Joe nodded, and for the next few minutes the car crept forward at little more than twenty miles an hour. All the while, the fog rushed and swirled towards them like something furious and alive. Mesmerised and unnerved, Jackie forced herself to blink, told herself she couldn't really see shapes trying to form from the muscular grey vapour. Her brain was simply trying to make sense of the constantly shifting shapelessness of it. It was a natural human reaction — like seeing faces in clouds, or looking for patterns in the chaos of nature.

It wasn't only her sight that was affected, though. She fancied she could smell the fog, like thick, sour soup, and she was equally certain that it was playing havoc with her hearing, filling her ears like cotton wool, blurring the music into a mushy buzz, reducing the throaty growl of the engine to flat, bland static.
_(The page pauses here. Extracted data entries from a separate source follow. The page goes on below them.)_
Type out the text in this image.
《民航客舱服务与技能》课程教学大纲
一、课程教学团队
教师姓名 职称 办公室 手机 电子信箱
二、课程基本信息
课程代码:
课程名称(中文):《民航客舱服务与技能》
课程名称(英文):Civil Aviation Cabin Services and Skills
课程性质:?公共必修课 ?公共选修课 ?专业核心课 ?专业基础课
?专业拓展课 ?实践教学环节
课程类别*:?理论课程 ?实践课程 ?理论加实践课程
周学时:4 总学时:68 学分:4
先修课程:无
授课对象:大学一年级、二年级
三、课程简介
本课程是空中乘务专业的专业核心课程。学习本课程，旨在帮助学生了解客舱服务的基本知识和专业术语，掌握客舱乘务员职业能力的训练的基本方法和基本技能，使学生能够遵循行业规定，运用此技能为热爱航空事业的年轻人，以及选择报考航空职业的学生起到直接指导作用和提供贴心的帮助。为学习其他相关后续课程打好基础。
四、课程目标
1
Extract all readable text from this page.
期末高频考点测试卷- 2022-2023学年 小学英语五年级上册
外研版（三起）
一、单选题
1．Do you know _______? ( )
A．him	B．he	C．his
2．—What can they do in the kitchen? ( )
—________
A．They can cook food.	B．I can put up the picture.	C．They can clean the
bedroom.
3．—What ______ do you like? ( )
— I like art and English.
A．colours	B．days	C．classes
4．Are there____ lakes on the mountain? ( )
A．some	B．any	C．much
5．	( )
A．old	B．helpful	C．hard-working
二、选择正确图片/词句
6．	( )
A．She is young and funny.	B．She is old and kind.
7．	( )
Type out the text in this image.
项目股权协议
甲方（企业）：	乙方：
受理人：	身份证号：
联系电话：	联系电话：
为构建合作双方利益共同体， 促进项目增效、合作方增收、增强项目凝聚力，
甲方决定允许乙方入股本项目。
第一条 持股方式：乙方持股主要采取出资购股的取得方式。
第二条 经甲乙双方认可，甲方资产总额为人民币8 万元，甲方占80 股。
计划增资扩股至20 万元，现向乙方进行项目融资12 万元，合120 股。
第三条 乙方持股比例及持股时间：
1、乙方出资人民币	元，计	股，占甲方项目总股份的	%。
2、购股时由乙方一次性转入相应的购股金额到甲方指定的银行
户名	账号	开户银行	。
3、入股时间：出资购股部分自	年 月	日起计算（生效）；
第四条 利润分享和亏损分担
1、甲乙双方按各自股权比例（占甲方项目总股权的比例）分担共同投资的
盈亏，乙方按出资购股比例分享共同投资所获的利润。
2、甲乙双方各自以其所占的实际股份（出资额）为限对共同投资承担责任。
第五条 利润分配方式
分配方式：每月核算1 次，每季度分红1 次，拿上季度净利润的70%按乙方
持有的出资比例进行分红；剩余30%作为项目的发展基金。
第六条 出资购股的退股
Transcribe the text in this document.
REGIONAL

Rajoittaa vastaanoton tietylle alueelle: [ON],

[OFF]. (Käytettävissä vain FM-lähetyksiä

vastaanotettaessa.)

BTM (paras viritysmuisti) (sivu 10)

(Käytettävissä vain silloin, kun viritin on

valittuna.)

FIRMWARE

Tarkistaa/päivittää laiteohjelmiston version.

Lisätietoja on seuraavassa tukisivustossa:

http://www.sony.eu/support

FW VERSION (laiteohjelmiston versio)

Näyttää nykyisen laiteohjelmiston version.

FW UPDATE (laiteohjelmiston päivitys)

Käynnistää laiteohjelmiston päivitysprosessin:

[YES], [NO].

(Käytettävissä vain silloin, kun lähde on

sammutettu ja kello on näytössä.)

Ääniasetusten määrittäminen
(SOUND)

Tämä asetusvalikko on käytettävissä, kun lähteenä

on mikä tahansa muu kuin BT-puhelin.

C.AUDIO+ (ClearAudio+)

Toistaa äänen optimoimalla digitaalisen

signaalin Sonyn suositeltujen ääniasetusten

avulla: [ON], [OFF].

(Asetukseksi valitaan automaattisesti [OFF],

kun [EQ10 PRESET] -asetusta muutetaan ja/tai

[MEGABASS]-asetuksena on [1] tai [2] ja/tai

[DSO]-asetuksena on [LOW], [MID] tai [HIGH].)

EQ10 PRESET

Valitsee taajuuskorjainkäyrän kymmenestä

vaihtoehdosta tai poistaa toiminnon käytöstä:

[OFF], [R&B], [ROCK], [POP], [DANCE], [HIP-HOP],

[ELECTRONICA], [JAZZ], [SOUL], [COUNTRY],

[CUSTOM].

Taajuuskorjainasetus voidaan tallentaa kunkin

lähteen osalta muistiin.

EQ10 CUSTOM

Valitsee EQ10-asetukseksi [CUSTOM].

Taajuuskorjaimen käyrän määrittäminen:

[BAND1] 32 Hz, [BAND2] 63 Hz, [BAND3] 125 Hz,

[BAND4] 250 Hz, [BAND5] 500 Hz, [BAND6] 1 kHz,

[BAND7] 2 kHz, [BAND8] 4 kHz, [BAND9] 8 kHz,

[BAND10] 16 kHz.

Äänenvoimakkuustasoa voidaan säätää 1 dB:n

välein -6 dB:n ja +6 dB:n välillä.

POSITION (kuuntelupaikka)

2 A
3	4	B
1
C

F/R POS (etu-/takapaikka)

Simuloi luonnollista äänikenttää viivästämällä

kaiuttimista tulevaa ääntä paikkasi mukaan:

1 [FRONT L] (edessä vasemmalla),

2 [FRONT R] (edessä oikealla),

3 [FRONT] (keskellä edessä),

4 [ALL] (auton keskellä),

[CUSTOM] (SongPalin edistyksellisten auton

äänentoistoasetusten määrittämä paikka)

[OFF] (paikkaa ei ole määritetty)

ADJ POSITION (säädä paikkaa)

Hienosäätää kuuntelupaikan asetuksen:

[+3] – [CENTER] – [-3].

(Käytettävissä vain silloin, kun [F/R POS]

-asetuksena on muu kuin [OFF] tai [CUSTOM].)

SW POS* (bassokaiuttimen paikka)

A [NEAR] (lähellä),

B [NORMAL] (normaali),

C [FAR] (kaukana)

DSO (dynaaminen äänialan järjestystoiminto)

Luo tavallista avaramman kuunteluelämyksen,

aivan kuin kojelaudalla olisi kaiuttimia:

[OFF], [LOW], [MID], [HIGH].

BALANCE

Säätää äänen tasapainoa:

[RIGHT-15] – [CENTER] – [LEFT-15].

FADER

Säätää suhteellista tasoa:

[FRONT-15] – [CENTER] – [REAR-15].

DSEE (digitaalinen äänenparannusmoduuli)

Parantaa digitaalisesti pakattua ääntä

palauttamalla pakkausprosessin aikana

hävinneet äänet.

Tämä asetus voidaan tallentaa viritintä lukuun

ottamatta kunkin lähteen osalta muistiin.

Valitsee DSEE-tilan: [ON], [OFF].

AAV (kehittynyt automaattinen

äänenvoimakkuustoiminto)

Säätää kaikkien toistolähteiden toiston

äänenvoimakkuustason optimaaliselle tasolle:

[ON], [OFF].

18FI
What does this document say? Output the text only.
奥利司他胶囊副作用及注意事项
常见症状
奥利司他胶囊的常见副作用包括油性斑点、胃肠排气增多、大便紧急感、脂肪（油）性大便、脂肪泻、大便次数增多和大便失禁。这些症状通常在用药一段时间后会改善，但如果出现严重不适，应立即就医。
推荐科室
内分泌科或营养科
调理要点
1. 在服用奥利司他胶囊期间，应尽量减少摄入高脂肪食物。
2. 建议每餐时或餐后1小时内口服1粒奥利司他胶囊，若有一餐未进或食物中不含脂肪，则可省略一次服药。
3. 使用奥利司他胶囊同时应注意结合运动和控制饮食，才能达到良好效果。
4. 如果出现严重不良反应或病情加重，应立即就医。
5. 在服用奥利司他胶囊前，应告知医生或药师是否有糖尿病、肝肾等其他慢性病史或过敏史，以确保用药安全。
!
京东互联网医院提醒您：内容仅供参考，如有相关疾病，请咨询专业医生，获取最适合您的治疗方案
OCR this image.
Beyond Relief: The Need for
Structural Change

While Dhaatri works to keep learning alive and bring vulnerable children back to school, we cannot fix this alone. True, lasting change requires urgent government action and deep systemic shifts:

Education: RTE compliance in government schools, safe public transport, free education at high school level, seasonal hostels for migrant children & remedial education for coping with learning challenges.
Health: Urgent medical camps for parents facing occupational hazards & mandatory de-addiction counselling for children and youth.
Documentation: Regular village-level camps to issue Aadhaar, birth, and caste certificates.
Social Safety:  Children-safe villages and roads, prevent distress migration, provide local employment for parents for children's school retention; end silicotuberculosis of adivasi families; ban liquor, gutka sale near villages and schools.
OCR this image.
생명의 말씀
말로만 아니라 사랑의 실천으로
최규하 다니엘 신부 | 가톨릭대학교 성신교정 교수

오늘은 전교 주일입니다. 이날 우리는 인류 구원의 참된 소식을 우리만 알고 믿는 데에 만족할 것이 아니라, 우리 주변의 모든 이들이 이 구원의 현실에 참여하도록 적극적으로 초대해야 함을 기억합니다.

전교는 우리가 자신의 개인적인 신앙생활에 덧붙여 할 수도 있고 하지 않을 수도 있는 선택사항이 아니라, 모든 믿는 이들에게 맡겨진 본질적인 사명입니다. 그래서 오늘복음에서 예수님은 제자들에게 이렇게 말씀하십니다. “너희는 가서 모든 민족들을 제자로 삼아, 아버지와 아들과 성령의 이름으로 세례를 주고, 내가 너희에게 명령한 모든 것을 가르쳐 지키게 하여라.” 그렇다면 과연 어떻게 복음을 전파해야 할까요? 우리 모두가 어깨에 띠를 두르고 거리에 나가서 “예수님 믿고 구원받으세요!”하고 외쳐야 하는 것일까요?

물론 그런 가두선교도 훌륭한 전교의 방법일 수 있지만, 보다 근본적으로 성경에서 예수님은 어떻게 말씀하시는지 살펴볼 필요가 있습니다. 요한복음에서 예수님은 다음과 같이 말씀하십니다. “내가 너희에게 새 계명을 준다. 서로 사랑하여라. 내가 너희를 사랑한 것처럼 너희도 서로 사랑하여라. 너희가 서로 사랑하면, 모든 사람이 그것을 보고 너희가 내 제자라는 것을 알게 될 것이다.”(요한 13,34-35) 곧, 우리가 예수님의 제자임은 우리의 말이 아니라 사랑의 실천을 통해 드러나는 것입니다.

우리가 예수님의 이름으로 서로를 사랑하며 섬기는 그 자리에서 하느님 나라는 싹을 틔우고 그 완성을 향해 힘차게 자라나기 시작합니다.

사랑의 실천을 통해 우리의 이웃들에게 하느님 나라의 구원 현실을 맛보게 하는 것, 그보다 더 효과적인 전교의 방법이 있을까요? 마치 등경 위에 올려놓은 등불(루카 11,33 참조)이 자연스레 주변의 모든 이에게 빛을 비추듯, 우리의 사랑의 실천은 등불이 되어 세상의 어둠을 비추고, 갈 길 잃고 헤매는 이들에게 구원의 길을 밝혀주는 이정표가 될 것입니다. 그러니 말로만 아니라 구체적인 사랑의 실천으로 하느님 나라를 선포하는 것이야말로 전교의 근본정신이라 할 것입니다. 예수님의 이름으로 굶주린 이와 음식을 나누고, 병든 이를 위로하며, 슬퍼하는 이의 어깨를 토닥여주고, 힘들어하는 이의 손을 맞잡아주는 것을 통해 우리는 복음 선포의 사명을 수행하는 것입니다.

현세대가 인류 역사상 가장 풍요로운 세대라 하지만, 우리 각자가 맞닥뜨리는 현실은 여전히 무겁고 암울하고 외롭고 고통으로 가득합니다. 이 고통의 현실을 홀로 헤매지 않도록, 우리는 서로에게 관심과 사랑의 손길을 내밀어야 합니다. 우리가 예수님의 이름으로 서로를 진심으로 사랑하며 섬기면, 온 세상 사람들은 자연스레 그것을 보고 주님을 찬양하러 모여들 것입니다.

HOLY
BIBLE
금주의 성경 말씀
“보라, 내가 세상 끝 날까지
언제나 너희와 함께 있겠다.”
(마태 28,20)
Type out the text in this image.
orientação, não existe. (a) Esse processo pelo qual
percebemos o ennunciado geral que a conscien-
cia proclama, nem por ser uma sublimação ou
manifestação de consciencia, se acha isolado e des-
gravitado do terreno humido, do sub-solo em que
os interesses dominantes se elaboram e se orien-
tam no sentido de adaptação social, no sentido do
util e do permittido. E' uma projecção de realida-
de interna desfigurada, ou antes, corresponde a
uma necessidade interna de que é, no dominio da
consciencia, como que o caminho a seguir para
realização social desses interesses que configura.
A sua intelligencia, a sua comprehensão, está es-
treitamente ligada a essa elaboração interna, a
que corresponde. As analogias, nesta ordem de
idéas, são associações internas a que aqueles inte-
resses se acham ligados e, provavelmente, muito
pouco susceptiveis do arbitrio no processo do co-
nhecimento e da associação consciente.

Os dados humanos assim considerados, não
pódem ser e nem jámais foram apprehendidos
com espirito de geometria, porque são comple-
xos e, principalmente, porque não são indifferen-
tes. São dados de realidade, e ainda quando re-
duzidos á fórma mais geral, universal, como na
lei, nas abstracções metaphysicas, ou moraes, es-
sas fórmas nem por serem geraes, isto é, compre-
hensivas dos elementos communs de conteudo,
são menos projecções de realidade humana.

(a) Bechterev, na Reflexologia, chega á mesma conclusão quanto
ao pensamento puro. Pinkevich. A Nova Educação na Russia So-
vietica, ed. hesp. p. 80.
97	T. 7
She opened her mouth wide, trying to yawn, hoping her ears might pop. And then she did yawn, and was dismayed to find that it made no difference. She felt a stab of anxiety. Maybe the fog was toxic; maybe it was affecting them physically, like nerve gas or something. She wondered whether she should say something to Joe, but she was almost afraid to speak, in case she found out that she could no longer string two words together.

And then suddenly, without warning, they were through.

It happened in a blink. One second they were crawling forward through impenetrable greyness, and the next the road ahead was clear, and the moon fat and bright again, spilling its light onto the land.